Find the coefficient of x^3Y^2z^2 in (x+y+z)^7
( a + b + c) ^ n = Ó n ! / ( i! j! k! ) a ^ i b ^ j c ^ k
where i + j + k = n
So exponent of x ^ 3 y ^ 2 z ^ 2 =
7! / (3! 2! 2!) =
5040 / ( 6 * 2 * 2 ) =
5040 / 24 =
210
Ó mean summ
To find the coefficient of x^3Y^2z^2 in the expansion of (x+y+z)^7, we can use the Binomial Theorem. The Binomial Theorem states that the expansion of (a + b)^n can be written as:
(a + b)^n = C(n, 0) * a^n * b^0 + C(n, 1) * a^(n-1) * b^1 + C(n, 2) * a^(n-2) * b^2 + ... + C(n, n) * a^0 * b^n
Where C(n, k) represents the binomial coefficient, which is the number of ways to choose k items from a set of n items.

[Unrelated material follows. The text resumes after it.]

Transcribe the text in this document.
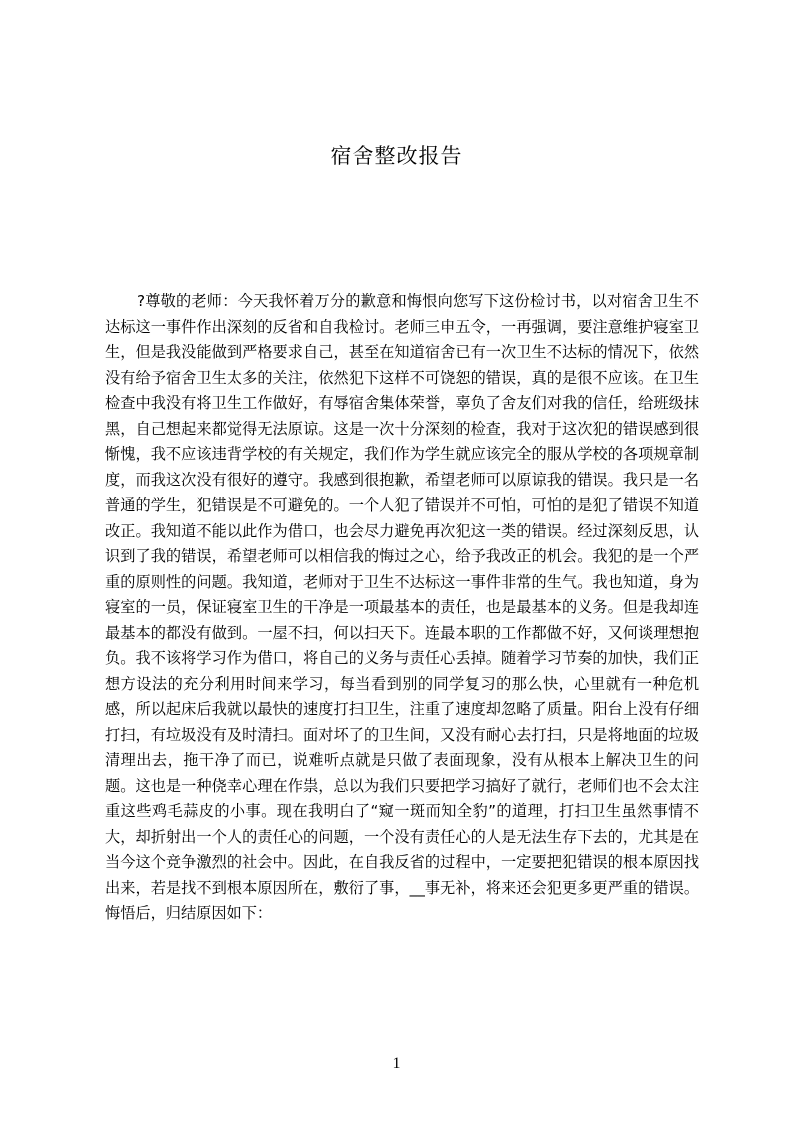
宿舍整改报告

?尊敬的老师：今天我怀着万分的歉意和悔恨向您写下这份检讨书，以对宿舍卫生不达标这一事件作出深刻的反省和自我检讨。老师三申五令，一再强调，要注意维护寝室卫生，但是我没能做到严格要求自己，甚至在知道宿舍已有一次卫生不达标的情况下，依然没有给予宿舍卫生太多的关注，依然犯下这样不可饶恕的错误，真的是很不应该。在卫生检查中我没有将卫生工作做好，有辱宿舍集体荣誉，辜负了舍友们对我的信任，给班级抹黑，自己想起来都觉得无法原谅。这是一次十分深刻的检查，我对于这次犯的错误感到很惭愧，我不应该违背学校的有关规定，我们作为学生就应该完全的服从学校的各项规章制度，而我这次没有很好的遵守。我感到很抱歉，希望老师可以原谅我的错误。我只是一名普通的学生，犯错误是不可避免的。一个人犯了错误并不可怕，可怕的是犯了错误不知道改正。我知道不能以此作为借口，也会尽力避免再次犯这一类的错误。经过深刻反思，认识到了我的错误，希望老师可以相信我的悔过之心，给予我改正的机会。我犯的是一个严重的原则性的问题。我知道，老师对于卫生不达标这一事件非常的生气。我也知道，身为寝室的一员，保证寝室卫生的干净是一项最基本的责任，也是最基本的义务。但是我却连最基本的都没有做到。一屋不扫，何以扫天下。连最本职的工作都做不好，又何谈理想抱负。我不该将学习作为借口，将自己的义务与责任心丢掉。随着学习节奏的加快，我们正想方设法的充分利用时间来学习，每当看到别的同学复习的那么快，心里就有一种危机感，所以起床后我就以最快的速度打扫卫生，注重了速度却忽略了质量。阳台上没有仔细打扫，有垃圾没有及时清扫。面对坏了的卫生间，又没有耐心去打扫，只是将地面的垃圾清理出去，拖干净了而已，说难听点就是只做了表面现象，没有从根本上解决卫生的问题。这也是一种侥幸心理在作祟，总以为我们只要把学习搞好了就行，老师们也不会太注重这些鸡毛蒜皮的小事。现在我明白了“窥一斑而知全豹”的道理，打扫卫生虽然事情不大，却折射出一个人的责任心的问题，一个没有责任心的人是无法生存下去的，尤其是在当今这个竞争激烈的社会中。因此，在自我反省的过程中，一定要把犯错误的根本原因找出来，若是找不到根本原因所在，敷衍了事，__事无补，将来还会犯更多更严重的错误。悔悟后，归结原因如下：

1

In our case, we are looking for the coefficient of x^3Y^2z^2, so we want to find the term in the expansion that has x^3Y^2z^2.
We can use the formula for the binomial coefficient to calculate the coefficient. The binomial coefficient C(n, k) is given by the formula:
C(n, k) = n! / (k!(n-k)!), where n! represents n factorial.
Let's substitute the values into the formula:
C(7, 3) = 7! / (3!(7-3)!)
Simplifying:
C(7, 3) = 7! / (3! * 4!)
= (7 * 6 * 5 * 4 * 3 * 2 * 1) / ((3 * 2 * 1) * (4 * 3 * 2 * 1))
= 35
So, the coefficient of x^3Y^2z^2 in (x+y+z)^7 is 35.